Consult deeply, not superficially. If you're outside the culture you're adapting, meaningful collaboration with cultural insiders isn't just ethical - it makes the work better. They'll catch simplifications and misreadings you can't see from outside.
Consider what "adaptation" actually means for your project. Are you retelling a specific tale, or using folklore as inspiration for original stories? The latter often gives more creative freedom while respecting source material.
Eastern European and rural folklore actually has growing market interest, particularly in horror and fantasy genres. Properties like The Witcher (Polish folklore foundations) and interest in Slavic mythology demonstrate audience appetite for non-Western supernatural traditions. Your concern about "Western audiences" may be less limiting than you fear - global streaming has expanded what's commercially viable.
Your instinct to preserve complexity rather than simplify is exactly right. Audiences are increasingly sophisticated about global storytelling - trust both your material and your viewers.
3 people like this
Audiences suspend their disbelief in new, fantasy and previously unknown world’s if the story is executed well. There is no one formula to appease Western viewers. Geographic boundaries & old cultures can be shown visually over expletives. Novel to script, thoughts & feelings are replaced by dialogue & action. Characters “show” the rules of their world, instead of tell. Research is key but tell the history in your own unique way. Study different structure frameworks Eg The Hero’s journey, it covers folklore & its archetypes such as The Herald, Trickster & Sage. Bold, & memorable characters with a concept that rocks & good plot, makes modification unnecessary.
4 people like this
Western audience is quite the generalisation. I'm guessing you mean the mainstream western audience? It's important to remember that there are various demographics within that. At the end of the day, you should be writing what you are passionate about in the most passionate way. Chasing an audience never works.
1 person likes this
I would have to hear the tale in English to figure that one out. Oh, and I'm an excellent Worldbuilder BTW
Relieve yourself of this burden. Just tell agood story. Your role in telling or shaping the myths is likely insignificant at best.
1 person likes this
Worldbuilding is not a chore. The unique worlds that I have built inspire me.
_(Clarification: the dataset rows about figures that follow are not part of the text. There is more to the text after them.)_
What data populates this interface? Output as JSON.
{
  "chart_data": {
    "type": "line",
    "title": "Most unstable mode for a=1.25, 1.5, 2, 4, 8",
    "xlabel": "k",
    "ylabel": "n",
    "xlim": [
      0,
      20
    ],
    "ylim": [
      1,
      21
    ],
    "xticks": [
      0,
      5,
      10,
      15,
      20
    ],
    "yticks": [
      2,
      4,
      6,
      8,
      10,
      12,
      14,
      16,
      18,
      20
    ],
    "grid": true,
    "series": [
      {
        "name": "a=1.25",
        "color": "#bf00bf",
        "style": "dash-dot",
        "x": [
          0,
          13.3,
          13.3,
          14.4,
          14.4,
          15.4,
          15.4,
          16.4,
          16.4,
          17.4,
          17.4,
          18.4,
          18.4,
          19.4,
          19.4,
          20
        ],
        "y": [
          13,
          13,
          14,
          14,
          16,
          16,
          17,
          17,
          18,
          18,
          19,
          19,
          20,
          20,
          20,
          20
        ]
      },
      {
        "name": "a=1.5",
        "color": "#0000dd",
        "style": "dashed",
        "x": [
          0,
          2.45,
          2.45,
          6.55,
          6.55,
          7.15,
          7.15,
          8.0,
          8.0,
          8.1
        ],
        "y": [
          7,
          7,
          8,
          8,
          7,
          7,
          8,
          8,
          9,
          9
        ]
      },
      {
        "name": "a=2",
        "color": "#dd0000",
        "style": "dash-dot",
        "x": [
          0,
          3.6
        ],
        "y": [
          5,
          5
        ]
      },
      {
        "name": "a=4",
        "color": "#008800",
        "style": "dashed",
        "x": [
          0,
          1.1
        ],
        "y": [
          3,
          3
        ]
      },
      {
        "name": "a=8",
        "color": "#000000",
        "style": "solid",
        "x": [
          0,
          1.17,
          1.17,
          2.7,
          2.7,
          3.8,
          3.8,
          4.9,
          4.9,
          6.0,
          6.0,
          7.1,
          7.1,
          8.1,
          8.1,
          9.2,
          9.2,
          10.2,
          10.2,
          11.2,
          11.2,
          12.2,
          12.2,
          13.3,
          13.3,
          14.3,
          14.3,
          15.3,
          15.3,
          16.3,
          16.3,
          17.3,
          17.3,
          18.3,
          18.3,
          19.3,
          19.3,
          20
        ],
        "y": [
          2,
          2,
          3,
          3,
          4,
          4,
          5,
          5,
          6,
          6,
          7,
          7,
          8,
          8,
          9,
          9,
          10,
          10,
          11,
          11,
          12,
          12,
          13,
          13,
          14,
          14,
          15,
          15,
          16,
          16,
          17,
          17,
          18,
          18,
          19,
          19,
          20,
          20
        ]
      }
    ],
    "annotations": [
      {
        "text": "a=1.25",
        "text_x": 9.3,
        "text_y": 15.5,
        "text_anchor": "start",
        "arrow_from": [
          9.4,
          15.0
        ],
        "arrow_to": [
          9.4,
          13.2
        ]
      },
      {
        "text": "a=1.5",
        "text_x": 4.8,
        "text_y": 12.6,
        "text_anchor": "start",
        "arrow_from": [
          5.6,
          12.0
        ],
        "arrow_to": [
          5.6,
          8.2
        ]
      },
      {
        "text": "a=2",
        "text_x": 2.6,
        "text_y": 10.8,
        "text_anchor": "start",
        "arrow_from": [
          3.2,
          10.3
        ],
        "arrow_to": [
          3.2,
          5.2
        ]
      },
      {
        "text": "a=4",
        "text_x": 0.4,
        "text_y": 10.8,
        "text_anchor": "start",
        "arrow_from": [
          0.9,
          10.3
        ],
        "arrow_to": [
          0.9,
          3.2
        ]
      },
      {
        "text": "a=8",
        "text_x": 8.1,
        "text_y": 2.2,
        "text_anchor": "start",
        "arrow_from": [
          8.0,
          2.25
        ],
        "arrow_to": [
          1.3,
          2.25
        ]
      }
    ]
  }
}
Make sure the world you've created is it's own character as much as the protagonist are and trust me it will be memorable.
1 person likes this
Robert Birloaga One approach I’ve found helpful is shifting the location or framing to something more familiar to Western audiences while keeping the core folklore, themes, and character dynamics intact. That way, you’re not simplifying the myth, just giving the audience a bridge into it.